ElasticSearch Cookbook(Second Edition)
上QQ阅读APP看书,第一时间看更新

Mapping arrays

An array or a multivalue field is very common in data models (such as multiple phone numbers, addresses, names, aliases, and so on), but it is not natively supported in traditional SQL solutions.

In SQL, multivalue fields require the creation of accessory tables that must be joined in order to gather all the values, leading to poor performance when the cardinality of records is huge.
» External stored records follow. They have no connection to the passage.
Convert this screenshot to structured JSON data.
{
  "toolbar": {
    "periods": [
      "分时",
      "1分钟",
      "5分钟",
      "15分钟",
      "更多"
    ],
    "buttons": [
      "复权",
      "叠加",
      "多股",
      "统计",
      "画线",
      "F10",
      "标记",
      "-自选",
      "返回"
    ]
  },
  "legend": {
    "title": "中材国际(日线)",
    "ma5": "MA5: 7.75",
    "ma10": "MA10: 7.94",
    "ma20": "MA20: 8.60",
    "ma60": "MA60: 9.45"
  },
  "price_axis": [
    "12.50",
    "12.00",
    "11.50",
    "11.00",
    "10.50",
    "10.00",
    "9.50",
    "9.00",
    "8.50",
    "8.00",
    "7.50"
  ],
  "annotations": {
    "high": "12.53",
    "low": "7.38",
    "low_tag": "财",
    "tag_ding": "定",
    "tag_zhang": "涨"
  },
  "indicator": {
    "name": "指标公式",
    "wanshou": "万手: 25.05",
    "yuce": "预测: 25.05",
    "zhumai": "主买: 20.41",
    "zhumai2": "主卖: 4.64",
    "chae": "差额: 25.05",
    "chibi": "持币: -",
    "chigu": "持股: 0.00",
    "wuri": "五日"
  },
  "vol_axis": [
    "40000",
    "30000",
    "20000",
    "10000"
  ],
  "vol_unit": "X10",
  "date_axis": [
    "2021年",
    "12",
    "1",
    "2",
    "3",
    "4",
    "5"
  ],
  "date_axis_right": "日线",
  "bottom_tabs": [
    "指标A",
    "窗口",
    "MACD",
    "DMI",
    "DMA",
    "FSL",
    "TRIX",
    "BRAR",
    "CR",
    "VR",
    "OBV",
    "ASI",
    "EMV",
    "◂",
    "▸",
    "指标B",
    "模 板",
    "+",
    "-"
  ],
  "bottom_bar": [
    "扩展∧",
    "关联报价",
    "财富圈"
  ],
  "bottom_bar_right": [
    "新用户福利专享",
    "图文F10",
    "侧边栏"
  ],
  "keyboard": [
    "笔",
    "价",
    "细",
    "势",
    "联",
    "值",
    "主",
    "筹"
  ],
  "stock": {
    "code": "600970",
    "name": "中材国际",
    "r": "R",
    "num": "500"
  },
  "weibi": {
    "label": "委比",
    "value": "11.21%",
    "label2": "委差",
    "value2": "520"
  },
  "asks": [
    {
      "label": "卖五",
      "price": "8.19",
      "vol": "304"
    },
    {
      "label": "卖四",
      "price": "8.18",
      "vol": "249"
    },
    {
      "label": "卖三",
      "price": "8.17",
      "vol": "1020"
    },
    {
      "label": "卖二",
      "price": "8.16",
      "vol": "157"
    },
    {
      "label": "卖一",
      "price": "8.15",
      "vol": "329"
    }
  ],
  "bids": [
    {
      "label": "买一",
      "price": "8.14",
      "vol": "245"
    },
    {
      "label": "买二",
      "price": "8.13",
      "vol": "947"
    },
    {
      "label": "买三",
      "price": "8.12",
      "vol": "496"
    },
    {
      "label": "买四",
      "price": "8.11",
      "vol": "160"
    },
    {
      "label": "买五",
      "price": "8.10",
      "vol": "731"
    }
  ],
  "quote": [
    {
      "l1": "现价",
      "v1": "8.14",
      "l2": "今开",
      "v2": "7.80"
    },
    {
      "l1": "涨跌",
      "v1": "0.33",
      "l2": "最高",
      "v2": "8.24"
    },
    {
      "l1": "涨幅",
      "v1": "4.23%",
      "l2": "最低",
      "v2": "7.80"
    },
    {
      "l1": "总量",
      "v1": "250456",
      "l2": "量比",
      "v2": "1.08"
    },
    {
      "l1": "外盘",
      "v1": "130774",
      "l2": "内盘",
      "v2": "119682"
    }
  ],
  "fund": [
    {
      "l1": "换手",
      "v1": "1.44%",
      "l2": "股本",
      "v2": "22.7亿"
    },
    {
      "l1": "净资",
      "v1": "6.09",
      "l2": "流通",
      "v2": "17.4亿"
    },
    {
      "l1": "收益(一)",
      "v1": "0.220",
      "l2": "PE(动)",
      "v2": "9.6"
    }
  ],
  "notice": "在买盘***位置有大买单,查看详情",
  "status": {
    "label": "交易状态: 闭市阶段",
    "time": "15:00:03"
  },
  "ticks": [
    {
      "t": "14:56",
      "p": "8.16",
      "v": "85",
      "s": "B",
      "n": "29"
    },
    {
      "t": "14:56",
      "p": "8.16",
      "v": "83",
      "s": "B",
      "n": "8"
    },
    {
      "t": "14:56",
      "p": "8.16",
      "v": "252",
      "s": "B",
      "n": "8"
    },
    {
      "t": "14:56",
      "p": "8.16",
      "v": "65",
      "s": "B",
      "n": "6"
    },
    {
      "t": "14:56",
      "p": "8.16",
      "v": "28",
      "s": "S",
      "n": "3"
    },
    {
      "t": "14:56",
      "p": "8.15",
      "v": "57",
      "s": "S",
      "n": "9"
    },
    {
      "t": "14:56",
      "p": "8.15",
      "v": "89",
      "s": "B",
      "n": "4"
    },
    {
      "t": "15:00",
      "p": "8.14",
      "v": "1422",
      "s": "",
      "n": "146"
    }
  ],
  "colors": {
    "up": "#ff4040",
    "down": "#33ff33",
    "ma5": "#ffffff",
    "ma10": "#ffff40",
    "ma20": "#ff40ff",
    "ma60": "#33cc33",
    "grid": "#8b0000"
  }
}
ElasticSearch, which works natively in JSON, provides support for multivalue fields transparently.

Getting ready

You need a working ElasticSearch cluster.

How to do it...

Every field is automatically managed as an array. For example, in order to store tags for a document, this is how the mapping must be:

{
  "document" : {
    "properties" : {
      "name" : {"type" : "string",  "index":"analyzed"},"tag" : {"type" : "string", "store" : "yes" , "index":"not_analyzed"},…
…
    }
  }
}

This mapping is valid for indexing this document:

{"name": "document1", "tag": "awesome"}

It can also be used for the following document:

{"name": "document2", "tag": ["cool", "awesome", "amazing"]}

How it works...

ElasticSearch transparently manages the array; there is no difference whether you declare a single value or multiple values, due to its Lucene core nature.

Multiple values for a field are managed in Lucene by adding them to a document with the same field name (index_name in ES). If the index_name field is not defined in the mapping, it is taken from the name of the field. This can also be set to other values for custom behaviors, such as renaming a field at the indexing level or merging two or more JSON fields into a single Lucene field. Redefining the index_name field must be done with caution, as it impacts the search too. For people with a SQL background, this behavior might be strange, but this is a key point in the NoSQL world as it reduces the need for a join query and the need to create different tables to manage multiple values. An array of embedded objects has the same behavior as that of simple fields.